June 24: More Exploring
The family was in and out of the nest box until around 8:15 when Laranja led them all down the ropes for what appeared to be a crossing to Holly Hill. Instead of moving into the low black walnut, she went straight up tree eight and the family followed. They spent a little over an hour at a frightening height of perhaps 30 meters, moving between tree eight and the beech and cedar trees that are directly behind it. Moe and Mara tore around; playing and the babies were mostly left to climb alone. A few times they were seen hanging from the underside of the branches but always managed to climb back to the top. By the end of the summer, they are sure to have amazing climbing skills! Around 9:45 they moved back to the nest box where they ate and then continued to the hemlocks at 10:30. Mara tried to follow on the ropes but eventually jumped through the tops of the little trees and bushes to reach the rest of the family.
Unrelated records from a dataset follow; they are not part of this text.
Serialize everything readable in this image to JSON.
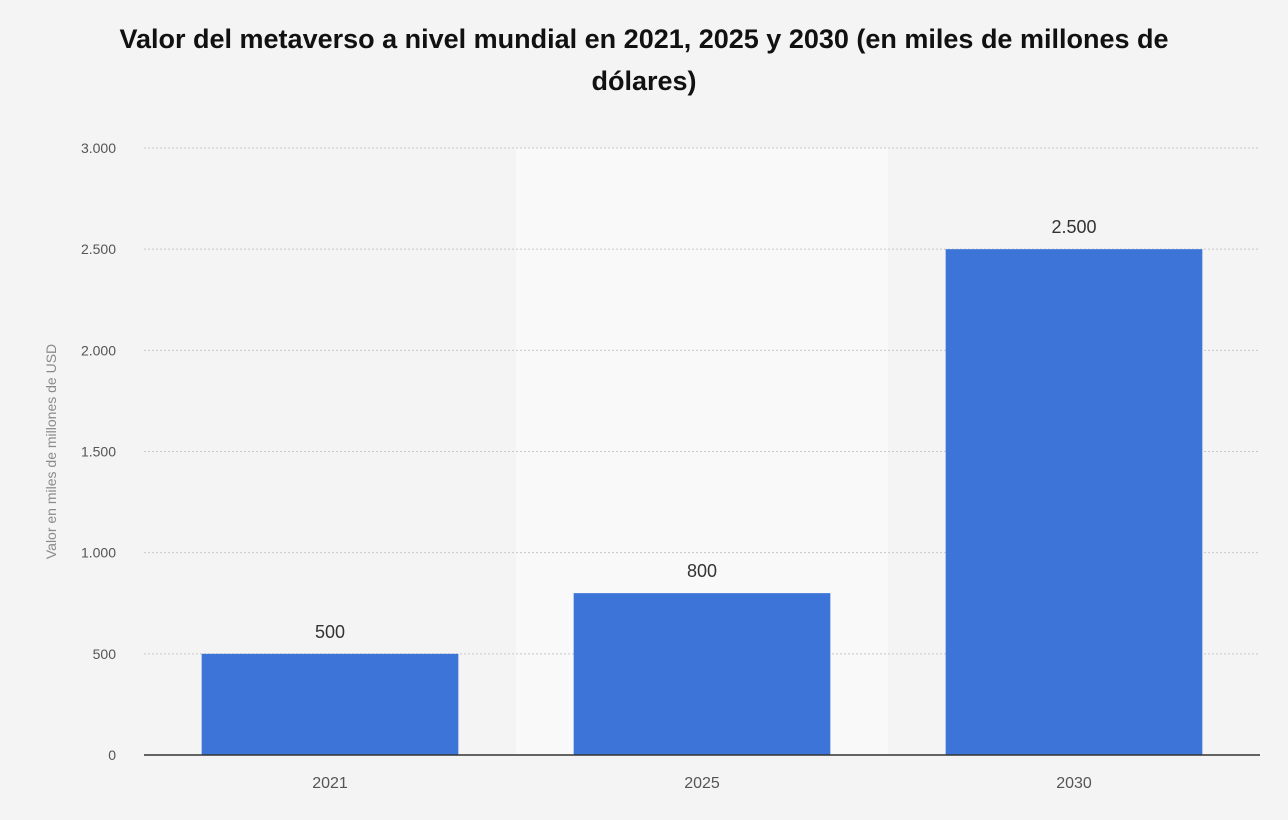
{
  "chart_data": {
    "type": "bar",
    "title": "Valor del metaverso a nivel mundial en 2021, 2025 y 2030 (en miles de millones de dólares)",
    "xlabel": "",
    "ylabel": "Valor en miles de millones de USD",
    "categories": [
      "2021",
      "2025",
      "2030"
    ],
    "values": [
      500,
      800,
      2500
    ],
    "value_labels": [
      "500",
      "800",
      "2.500"
    ],
    "yticks": [
      {
        "value": 0,
        "label": "0"
      },
      {
        "value": 500,
        "label": "500"
      },
      {
        "value": 1000,
        "label": "1.000"
      },
      {
        "value": 1500,
        "label": "1.500"
      },
      {
        "value": 2000,
        "label": "2.000"
      },
      {
        "value": 2500,
        "label": "2.500"
      },
      {
        "value": 3000,
        "label": "3.000"
      }
    ],
    "ylim": [
      0,
      3000
    ],
    "grid": true,
    "legend": "none",
    "colors": {
      "bar": "#3d74d8",
      "page_background": "#f4f4f4",
      "highlight_band": "#f9f9f9",
      "axis_line": "#333333",
      "grid_line": "#c8c8c8",
      "tick_text": "#555555",
      "value_text": "#333333",
      "ylabel_text": "#8a8a8a"
    }
  }
}
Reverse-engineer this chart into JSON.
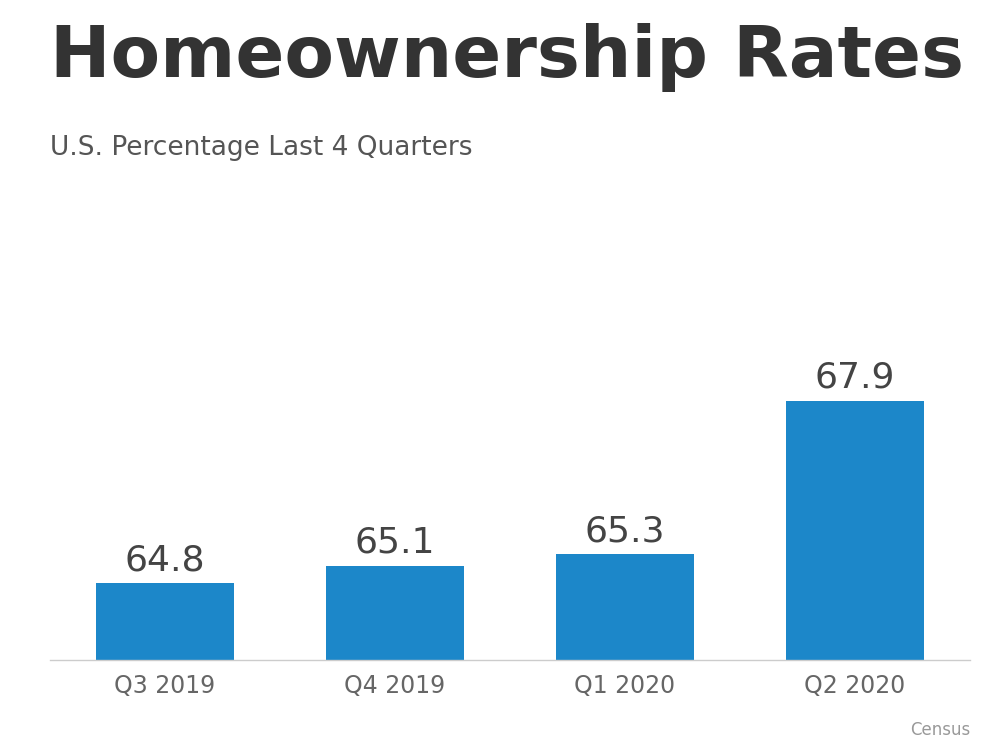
{
  "title": "Homeownership Rates",
  "subtitle": "U.S. Percentage Last 4 Quarters",
  "source": "Census",
  "categories": [
    "Q3 2019",
    "Q4 2019",
    "Q1 2020",
    "Q2 2020"
  ],
  "values": [
    64.8,
    65.1,
    65.3,
    67.9
  ],
  "bar_color": "#1C87C9",
  "background_color": "#ffffff",
  "title_color": "#333333",
  "subtitle_color": "#555555",
  "label_color": "#444444",
  "tick_color": "#666666",
  "source_color": "#999999",
  "title_fontsize": 52,
  "subtitle_fontsize": 19,
  "label_fontsize": 26,
  "tick_fontsize": 17,
  "source_fontsize": 12,
  "ylim_min": 63.5,
  "ylim_max": 70.5
}
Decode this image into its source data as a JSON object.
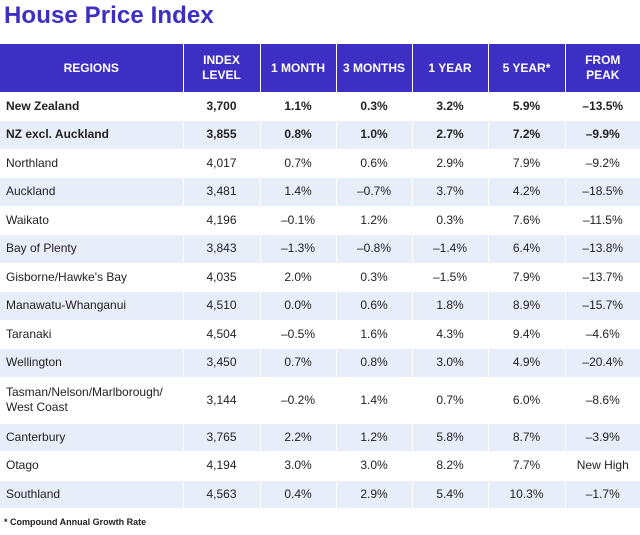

After this adventure the family settled in for a nap and some allogrooming.
At 1:17, Eduardo very deliberately moved to the ground where he appeared to be foraging in the rocks located between trees three and four. The rest of the family followed closely to watch, but aside from a quick investigation of his actions on the ground by first Laranja and then Mara, they stayed in the trees. Throughout this five-minute ground-foraging session, both babies were left alone in the branches of a hemlock. Laranja eventually returned and picked them up before leading the family back to the nest box. At 2:30, food was hung in the exhibit and everyone immediately left their babies on branches in tree zero and went to forage in the hanging food tray. One can easily see where the parents’ priorities lie. The rest of the afternoon passed unremarkably and the family spent most of the 5-7 shift moving around in the nest box with a few brief trips out to the nearby branches.
I am happy to say we have all survived our first week of the free-ranging season. The family is starting to settle in and relax and the kids are finding their “tree legs.” We saw some glimpses of very normal and stress-free monkey behavior as the week went on. Things are just starting to get exciting, and I cannot wait to see how the summer develops.